Financial experts caution against using the term “public holiday” when it comes to these breaks in debt repayments, as interest continues to accrue during the deferral period, thus increasing the cost. global.

Anyone considering requesting a new payment deferral or extending an existing payment should only do so if it is really necessary and lenders are encouraged to look for other solutions for consumers as well.

I’m supposed to move out soon. Will I still be able?

With an ongoing housing market boom and house prices rising nearly 6% despite dismal economic data, Housing Secretary Robert Jenrick has confirmed that moves by buyers and tenants can take place during this lockdown.

Moving companies and real estate agencies can continue to trade as long as they adhere to Covid’s safety guidelines.

I have tickets for an event next week. Will I get my money back?

If you and your next event are in England, it’s highly unlikely to happen. This includes private events involving more than one household such as weddings as well as larger public arrangements such as sporting events.

If you are in Wales, Scotland or Northern Ireland some restrictions are set to change in the coming days, so check your government’s plans.

Across the UK, however, if you have purchased tickets from the event organizer and they have now canceled you should receive a refund although this is unlikely to include the cost of reservation or delivery. Contact them if you haven’t heard from them.

If you bought tickets from a third party, your protections are not so clear. As above, contact them if they don’t beat you.

If the event is postponed rather than canceled, keep all physical, electronic or other documents. If you can’t make the rearranged date contact the organizer for a refund, but again if you made plans through a secondary seller you may have difficulty.

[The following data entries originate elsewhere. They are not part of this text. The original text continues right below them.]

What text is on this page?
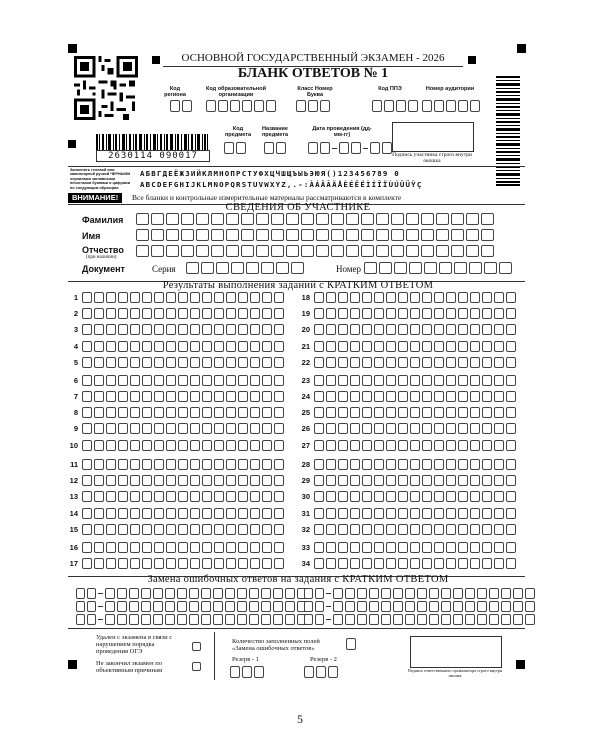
ОСНОВНОЙ ГОСУДАРСТВЕННЫЙ ЭКЗАМЕН - 2026
БЛАНК ОТВЕТОВ № 1
Код региона
Код образовательной организации
Класс Номер Буква
Код ППЭ	Номер аудитории
2630114 090017
Код предмета
Название предмета
Дата проведения (дд-мм-гг)
Подпись участника строго внутри окошка
Заполнять гелевой или капиллярной ручкой ЧЕРНЫМИ чернилами заглавными печатными буквами и цифрами по следующим образцам:
АБВГДЕЁЖЗИЙКЛМНОПРСТУФХЦЧШЩЪЫЬЭЮЯ()123456789 0
ABCDEFGHIJKLMNOPQRSTUVWXYZ,.-:ÀÁÂÃÄÅÈÉÊËÌÍÎÏÙÚÛÜŸÇ
ВНИМАНИЕ!	Все бланки и контрольные измерительные материалы рассматриваются в комплекте
СВЕДЕНИЯ ОБ УЧАСТНИКЕ
Фамилия
Имя
Отчество
(при наличии)
Документ	Серия	Номер
Результаты выполнения заданий с КРАТКИМ ОТВЕТОМ
1	18
2	19
3	20
4	21
5	22
6	23
7	24
8	25
9	26
10	27
11	28
12	29
13	30
14	31
15	32
16	33
17	34
Замена ошибочных ответов на задания с КРАТКИМ ОТВЕТОМ
Удален с экзамена в связи с нарушением порядка проведения ОГЭ
Не закончил экзамен по объективным причинам
Количество заполненных полей «Замена ошибочных ответов»
Резерв - 1	Резерв - 2
Подпись ответственного организатора строго внутри окошка
5
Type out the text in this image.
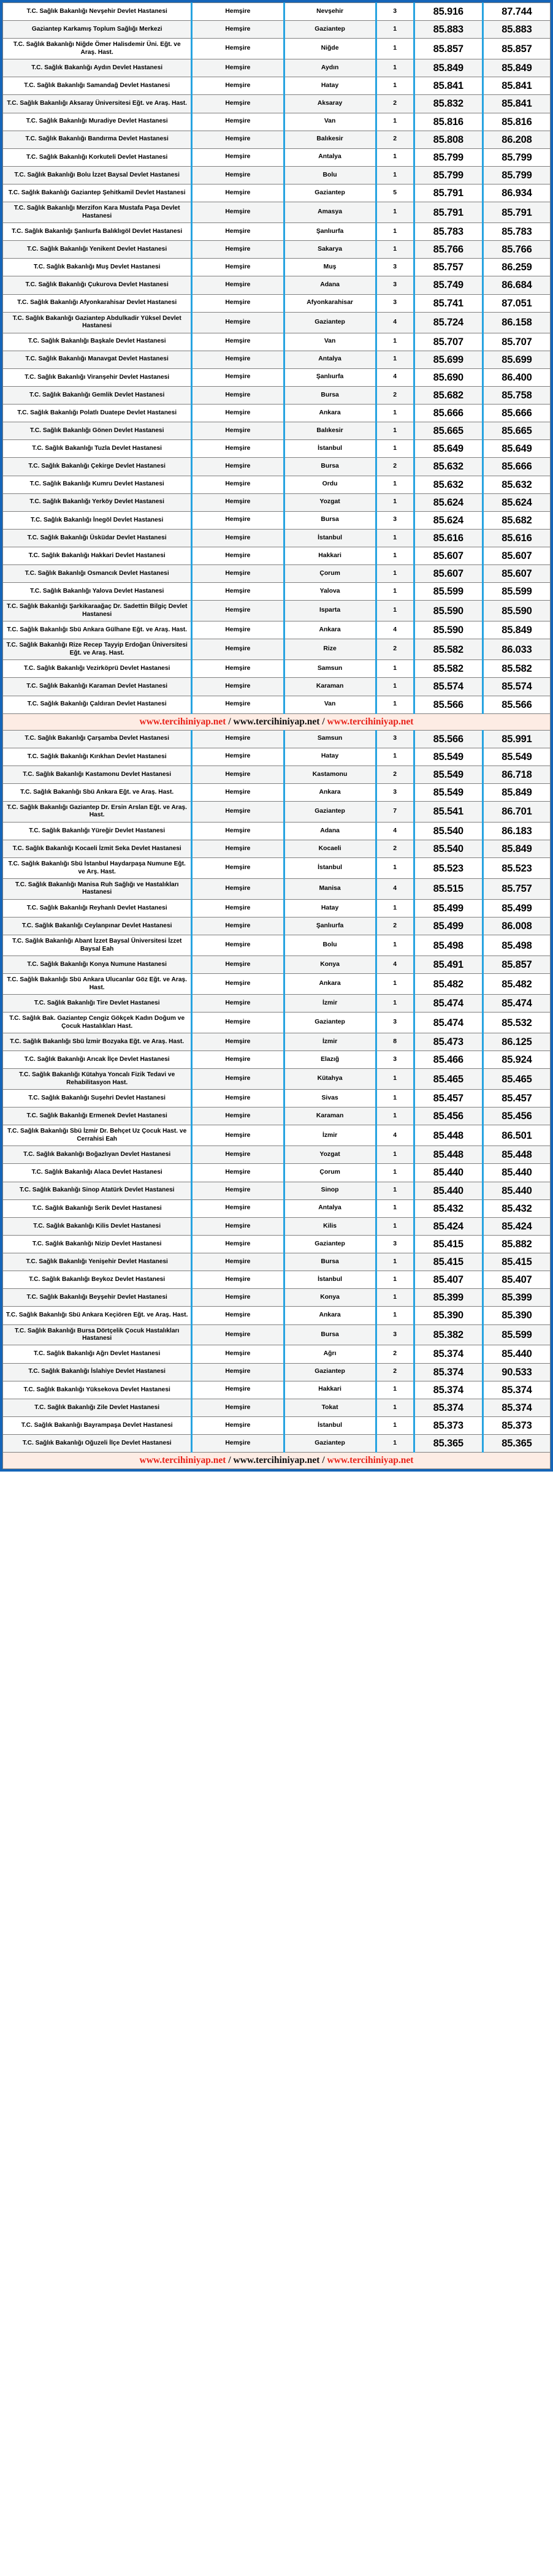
T.C. Sağlık Bakanlığı Nevşehir Devlet Hastanesi	Hemşire	Nevşehir	3	85.916	87.744
Gaziantep Karkamış Toplum Sağlığı Merkezi	Hemşire	Gaziantep	1	85.883	85.883
T.C. Sağlık Bakanlığı Niğde Ömer Halisdemir Üni. Eğt. ve Araş. Hast.	Hemşire	Niğde	1	85.857	85.857
T.C. Sağlık Bakanlığı Aydın Devlet Hastanesi	Hemşire	Aydın	1	85.849	85.849
T.C. Sağlık Bakanlığı Samandağ Devlet Hastanesi	Hemşire	Hatay	1	85.841	85.841
T.C. Sağlık Bakanlığı Aksaray Üniversitesi Eğt. ve Araş. Hast.	Hemşire	Aksaray	2	85.832	85.841
T.C. Sağlık Bakanlığı Muradiye Devlet Hastanesi	Hemşire	Van	1	85.816	85.816
T.C. Sağlık Bakanlığı Bandırma Devlet Hastanesi	Hemşire	Balıkesir	2	85.808	86.208
T.C. Sağlık Bakanlığı Korkuteli Devlet Hastanesi	Hemşire	Antalya	1	85.799	85.799
T.C. Sağlık Bakanlığı Bolu İzzet Baysal Devlet Hastanesi	Hemşire	Bolu	1	85.799	85.799
T.C. Sağlık Bakanlığı Gaziantep Şehitkamil Devlet Hastanesi	Hemşire	Gaziantep	5	85.791	86.934
T.C. Sağlık Bakanlığı Merzifon Kara Mustafa Paşa Devlet Hastanesi	Hemşire	Amasya	1	85.791	85.791
T.C. Sağlık Bakanlığı Şanlıurfa Balıklıgöl Devlet Hastanesi	Hemşire	Şanlıurfa	1	85.783	85.783
T.C. Sağlık Bakanlığı Yenikent Devlet Hastanesi	Hemşire	Sakarya	1	85.766	85.766
T.C. Sağlık Bakanlığı Muş Devlet Hastanesi	Hemşire	Muş	3	85.757	86.259
T.C. Sağlık Bakanlığı Çukurova Devlet Hastanesi	Hemşire	Adana	3	85.749	86.684
T.C. Sağlık Bakanlığı Afyonkarahisar Devlet Hastanesi	Hemşire	Afyonkarahisar	3	85.741	87.051
T.C. Sağlık Bakanlığı Gaziantep Abdulkadir Yüksel Devlet Hastanesi	Hemşire	Gaziantep	4	85.724	86.158
T.C. Sağlık Bakanlığı Başkale Devlet Hastanesi	Hemşire	Van	1	85.707	85.707
T.C. Sağlık Bakanlığı Manavgat Devlet Hastanesi	Hemşire	Antalya	1	85.699	85.699
T.C. Sağlık Bakanlığı Viranşehir Devlet Hastanesi	Hemşire	Şanlıurfa	4	85.690	86.400
T.C. Sağlık Bakanlığı Gemlik Devlet Hastanesi	Hemşire	Bursa	2	85.682	85.758
T.C. Sağlık Bakanlığı Polatlı Duatepe Devlet Hastanesi	Hemşire	Ankara	1	85.666	85.666
T.C. Sağlık Bakanlığı Gönen Devlet Hastanesi	Hemşire	Balıkesir	1	85.665	85.665
T.C. Sağlık Bakanlığı Tuzla Devlet Hastanesi	Hemşire	İstanbul	1	85.649	85.649
T.C. Sağlık Bakanlığı Çekirge Devlet Hastanesi	Hemşire	Bursa	2	85.632	85.666
T.C. Sağlık Bakanlığı Kumru Devlet Hastanesi	Hemşire	Ordu	1	85.632	85.632
T.C. Sağlık Bakanlığı Yerköy Devlet Hastanesi	Hemşire	Yozgat	1	85.624	85.624
T.C. Sağlık Bakanlığı İnegöl Devlet Hastanesi	Hemşire	Bursa	3	85.624	85.682
T.C. Sağlık Bakanlığı Üsküdar Devlet Hastanesi	Hemşire	İstanbul	1	85.616	85.616
T.C. Sağlık Bakanlığı Hakkari Devlet Hastanesi	Hemşire	Hakkari	1	85.607	85.607
T.C. Sağlık Bakanlığı Osmancık Devlet Hastanesi	Hemşire	Çorum	1	85.607	85.607
T.C. Sağlık Bakanlığı Yalova Devlet Hastanesi	Hemşire	Yalova	1	85.599	85.599
T.C. Sağlık Bakanlığı Şarkikaraağaç Dr. Sadettin Bilgiç Devlet Hastanesi	Hemşire	Isparta	1	85.590	85.590
T.C. Sağlık Bakanlığı Sbü Ankara Gülhane Eğt. ve Araş. Hast.	Hemşire	Ankara	4	85.590	85.849
T.C. Sağlık Bakanlığı Rize Recep Tayyip Erdoğan Üniversitesi Eğt. ve Araş. Hast.	Hemşire	Rize	2	85.582	86.033
T.C. Sağlık Bakanlığı Vezirköprü Devlet Hastanesi	Hemşire	Samsun	1	85.582	85.582
T.C. Sağlık Bakanlığı Karaman Devlet Hastanesi	Hemşire	Karaman	1	85.574	85.574
T.C. Sağlık Bakanlığı Çaldıran Devlet Hastanesi	Hemşire	Van	1	85.566	85.566
www.tercihiniyap.net / www.tercihiniyap.net / www.tercihiniyap.net					
T.C. Sağlık Bakanlığı Çarşamba Devlet Hastanesi	Hemşire	Samsun	3	85.566	85.991
T.C. Sağlık Bakanlığı Kırıkhan Devlet Hastanesi	Hemşire	Hatay	1	85.549	85.549
T.C. Sağlık Bakanlığı Kastamonu Devlet Hastanesi	Hemşire	Kastamonu	2	85.549	86.718
T.C. Sağlık Bakanlığı Sbü Ankara Eğt. ve Araş. Hast.	Hemşire	Ankara	3	85.549	85.849
T.C. Sağlık Bakanlığı Gaziantep Dr. Ersin Arslan Eğt. ve Araş. Hast.	Hemşire	Gaziantep	7	85.541	86.701
T.C. Sağlık Bakanlığı Yüreğir Devlet Hastanesi	Hemşire	Adana	4	85.540	86.183
T.C. Sağlık Bakanlığı Kocaeli İzmit Seka Devlet Hastanesi	Hemşire	Kocaeli	2	85.540	85.849
T.C. Sağlık Bakanlığı Sbü İstanbul Haydarpaşa Numune Eğt. ve Arş. Hast.	Hemşire	İstanbul	1	85.523	85.523
T.C. Sağlık Bakanlığı Manisa Ruh Sağlığı ve Hastalıkları Hastanesi	Hemşire	Manisa	4	85.515	85.757
T.C. Sağlık Bakanlığı Reyhanlı Devlet Hastanesi	Hemşire	Hatay	1	85.499	85.499
T.C. Sağlık Bakanlığı Ceylanpınar Devlet Hastanesi	Hemşire	Şanlıurfa	2	85.499	86.008
T.C. Sağlık Bakanlığı Abant İzzet Baysal Üniversitesi İzzet Baysal Eah	Hemşire	Bolu	1	85.498	85.498
T.C. Sağlık Bakanlığı Konya Numune Hastanesi	Hemşire	Konya	4	85.491	85.857
T.C. Sağlık Bakanlığı Sbü Ankara Ulucanlar Göz Eğt. ve Araş. Hast.	Hemşire	Ankara	1	85.482	85.482
T.C. Sağlık Bakanlığı Tire Devlet Hastanesi	Hemşire	İzmir	1	85.474	85.474
T.C. Sağlık Bak. Gaziantep Cengiz Gökçek Kadın Doğum ve Çocuk Hastalıkları Hast.	Hemşire	Gaziantep	3	85.474	85.532
T.C. Sağlık Bakanlığı Sbü İzmir Bozyaka Eğt. ve Araş. Hast.	Hemşire	İzmir	8	85.473	86.125
T.C. Sağlık Bakanlığı Arıcak İlçe Devlet Hastanesi	Hemşire	Elazığ	3	85.466	85.924
T.C. Sağlık Bakanlığı Kütahya Yoncalı Fizik Tedavi ve Rehabilitasyon Hast.	Hemşire	Kütahya	1	85.465	85.465
T.C. Sağlık Bakanlığı Suşehri Devlet Hastanesi	Hemşire	Sivas	1	85.457	85.457
T.C. Sağlık Bakanlığı Ermenek Devlet Hastanesi	Hemşire	Karaman	1	85.456	85.456
T.C. Sağlık Bakanlığı Sbü İzmir Dr. Behçet Uz Çocuk Hast. ve Cerrahisi Eah	Hemşire	İzmir	4	85.448	86.501
T.C. Sağlık Bakanlığı Boğazlıyan Devlet Hastanesi	Hemşire	Yozgat	1	85.448	85.448
T.C. Sağlık Bakanlığı Alaca Devlet Hastanesi	Hemşire	Çorum	1	85.440	85.440
T.C. Sağlık Bakanlığı Sinop Atatürk Devlet Hastanesi	Hemşire	Sinop	1	85.440	85.440
T.C. Sağlık Bakanlığı Serik Devlet Hastanesi	Hemşire	Antalya	1	85.432	85.432
T.C. Sağlık Bakanlığı Kilis Devlet Hastanesi	Hemşire	Kilis	1	85.424	85.424
T.C. Sağlık Bakanlığı Nizip Devlet Hastanesi	Hemşire	Gaziantep	3	85.415	85.882
T.C. Sağlık Bakanlığı Yenişehir Devlet Hastanesi	Hemşire	Bursa	1	85.415	85.415
T.C. Sağlık Bakanlığı Beykoz Devlet Hastanesi	Hemşire	İstanbul	1	85.407	85.407
T.C. Sağlık Bakanlığı Beyşehir Devlet Hastanesi	Hemşire	Konya	1	85.399	85.399
T.C. Sağlık Bakanlığı Sbü Ankara Keçiören Eğt. ve Araş. Hast.	Hemşire	Ankara	1	85.390	85.390
T.C. Sağlık Bakanlığı Bursa Dörtçelik Çocuk Hastalıkları Hastanesi	Hemşire	Bursa	3	85.382	85.599
T.C. Sağlık Bakanlığı Ağrı Devlet Hastanesi	Hemşire	Ağrı	2	85.374	85.440
T.C. Sağlık Bakanlığı İslahiye Devlet Hastanesi	Hemşire	Gaziantep	2	85.374	90.533
T.C. Sağlık Bakanlığı Yüksekova Devlet Hastanesi	Hemşire	Hakkari	1	85.374	85.374
T.C. Sağlık Bakanlığı Zile Devlet Hastanesi	Hemşire	Tokat	1	85.374	85.374
T.C. Sağlık Bakanlığı Bayrampaşa Devlet Hastanesi	Hemşire	İstanbul	1	85.373	85.373
T.C. Sağlık Bakanlığı Oğuzeli İlçe Devlet Hastanesi	Hemşire	Gaziantep	1	85.365	85.365
www.tercihiniyap.net / www.tercihiniyap.net / www.tercihiniyap.net					
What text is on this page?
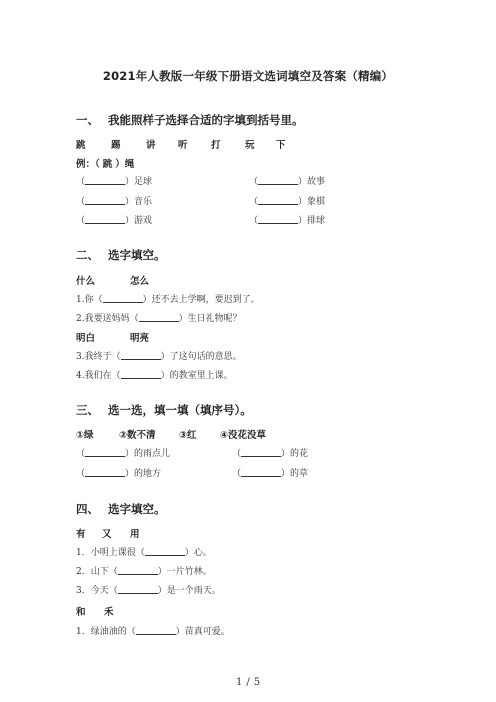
2021年人教版一年级下册语文选词填空及答案（精编）
一、 我能照样子选择合适的字填到括号里。
跳	踢	讲 听 打	玩 下
例：（ 跳 ）绳
（	）足球	（	）故事
（	）音乐	（	）象棋
（	）游戏	（	）排球
二、 选字填空。
什么	怎么
1.你（	）还不去上学啊，要迟到了。
2.我要送妈妈（	）生日礼物呢？
明白	明亮
3.我终于（	）了这句话的意思。
4.我们在（	）的教室里上课。
三、 选一选，填一填（填序号）。
①绿	②数不清 ③红 ④没花没草
（	）的雨点儿	（	）的花
（	）的地方	（	）的草
四、 选字填空。
有 又 用
1．小明上课很（	）心。
2．山下（	）一片竹林。
3．今天（	）是一个雨天。
和 禾
1．绿油油的（	）苗真可爱。
1 / 5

Always wait for the organizer to cancel under the current circumstances rather than doing it on your end as this could make you responsible for the full cost.

What about our next vacation?

Anyone currently on vacation can complete their scheduled break before returning home. But if you haven’t left yet, you won’t be able to.

Many people still haven’t been reimbursed for flights and vacations canceled during the first lockdown, but if your accommodation, flights, and associated plans are canceled due to the coronavirus, you should get a refund.

According to Which ?, the new foreclosure announcement is not expected to have a significant impact on the insurance policies themselves. This can however lead to disaster situations that would have been covered in the last lockdown, but this time around it is not. This time, in other words, the disruption due to Covid-19 was a known risk when you made your plans assuming they were made after March.

“After the pandemic began in March, the policies on sale for these types of insurance have become much more restrictive in the coverage they will make available with respect to Covid 19 – especially when it comes to ‘government action,’ he added. said the spokesperson.

“Whenever you organize your coverage or event, you should carefully check your individual policy, you should also explore additional protections for canceled services, such as provider reimbursement policies and payment card protections.”

Decentralized nations in the UK are facing the Covid-19 virus, social distancing measures and mitigating the financial impact on consumers in different ways, so it is essential to check with regional and local authorities to more details and tips before taking any important action.

This information was correct at the time of writing.